Zu Zweit Alleine
„Guten Morgen, Schönheit! Ich hoffe du hast gut geschlafen. Dich erwartet ein furchtbar langer Tag, den du wohl oder übel mit mir verbringen musst“, hörte ich Helmut sagen. Mit geschlossenen Augen versuchte ich mein Lächeln zu unterdrücken. Das funktionierte nicht lange, wie er ja bereits vorher wusste. „Wir könnten doch noch fünf Minuten liegen bleiben. Dieser Moment ist wundervoll“, sagte ich leise. Er nahm mich in den Arm und schon spürte ich seinen ruhigen Atem in meinem Nacken.

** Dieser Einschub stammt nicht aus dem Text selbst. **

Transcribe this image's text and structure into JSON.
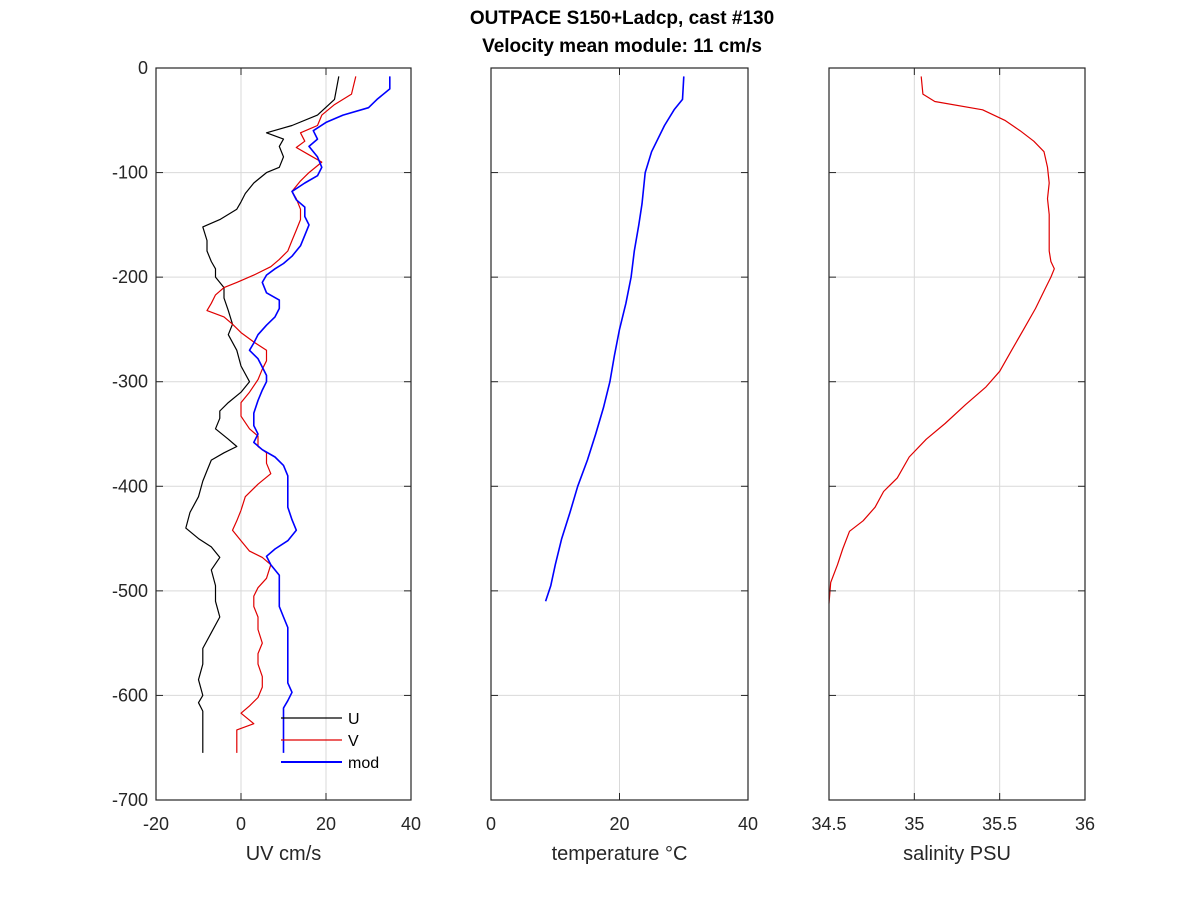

„Komm Marie, wir gehen an den Strand.“ - „Das geht nicht, wir sind im Krankenhaus!“ - „Aber das Wetter ist so schön, Principessa.“ Ich zwang mich zu lächeln, um den Kloß in meinem Hals zu unterdrücken. „Wir sind nicht in Italien.“ - „Ich weiß, gute Dame.“
Ich wusste, was jetzt kommen würde. „Und wer sind Sie, bitte?“
„In guten und in schlechten Zeiten. Bis dass der Tod uns scheidet“ sagte er, die Liebe meines Lebens, und blickte in meine Seele. Er küsste mich und flüsterte mir ins Ohr: „Ich werde das nie vergessen. Diesen Augenblick werde ich mir jeden Tag vor Augen halten, denn du bist das Beste, was mir passieren konnte.“
„Marie, deine Frau. Ich besuche dich jeden Tag. Wir sind seit 54 Jahren verheiratet. Du kennst mich“, sagte ich zum dritten Mal heute und zum elften Mal in dieser Woche. „Aso, weiß ich doch! Sagen Sie, haben Sie eine Zigarette für mich?“ - „Nein, Helmut, du darfst hier nicht rauchen.“
„Du hast es versprochen!“ - „Marie, bitte, ich rauche seit meinem 15. Lebensjahr. So etwas ändert sich nicht sofort. Ist doch nur ein bisschen Rauch. Das stört keinen.“ - „Mich stört es Helmut. Bin ich etwa niemand? Unser ganzes Geld verbrennt einfach! Ich versuche für unser Kind zu sparen!“ - „Welches Kind? Wir kriegen doch keins!“
Ich sah noch seinen erschrockenen Blick und wie er die Lippen zusammenpresste, bevor ich mich im Bad einschloss. Ich spüre heute noch den Schmerz, der tief in meiner Brust verankert ist.
Ich sah den Schatten meines Mannes und hörte, wie er die Tür herabsank.
„Mein Leben will ich bei dir sein.
Ich kriege nicht genug.
Ich bitte dich, lass mich nie allein.
Ich kriege nicht genug.
Was auch sein und bleiben soll,
ich bin an deiner Seite, vergiss das nie.
Du bist das einzig Wahre,
du bist mein Sinn,
du bist meine Liebe,
Marie.“
„Das klappt diesmal nicht!“ - „Komm bitte raus, es tut mir Leid. Es ist nicht deine Schuld!“ - „Doch das ist es und du weißt es!“, brüllte ich erfüllt von Selbsthass und Bedauern, „wir zwei bleiben für immer alleine und das ist meine Schuld.“ - „Wir sind zu zweit alleine und solange wir zusammen sind, ist das in Ordnung. Bitte komm zu mir. Mach die Türe auf.“ - „Helmut, mir gehts nicht gut.“ - „Ich weiß“, hörte ich die gedrückte Stimme. Ich wusste, dass er weinte. Ich öffnete die Türe und schloss ihn in meine Arme. „Ich liebe dich“, sagten wir uns schluchzend.
„Entschuldigung, Schwester? Ich finde meine Brille nicht. Wären Sie so freundlich?“
Ich erhebe mich langsam und setzte mich zu ihm ans Bett.
„Ich kriege nicht genug“, flüstere ich.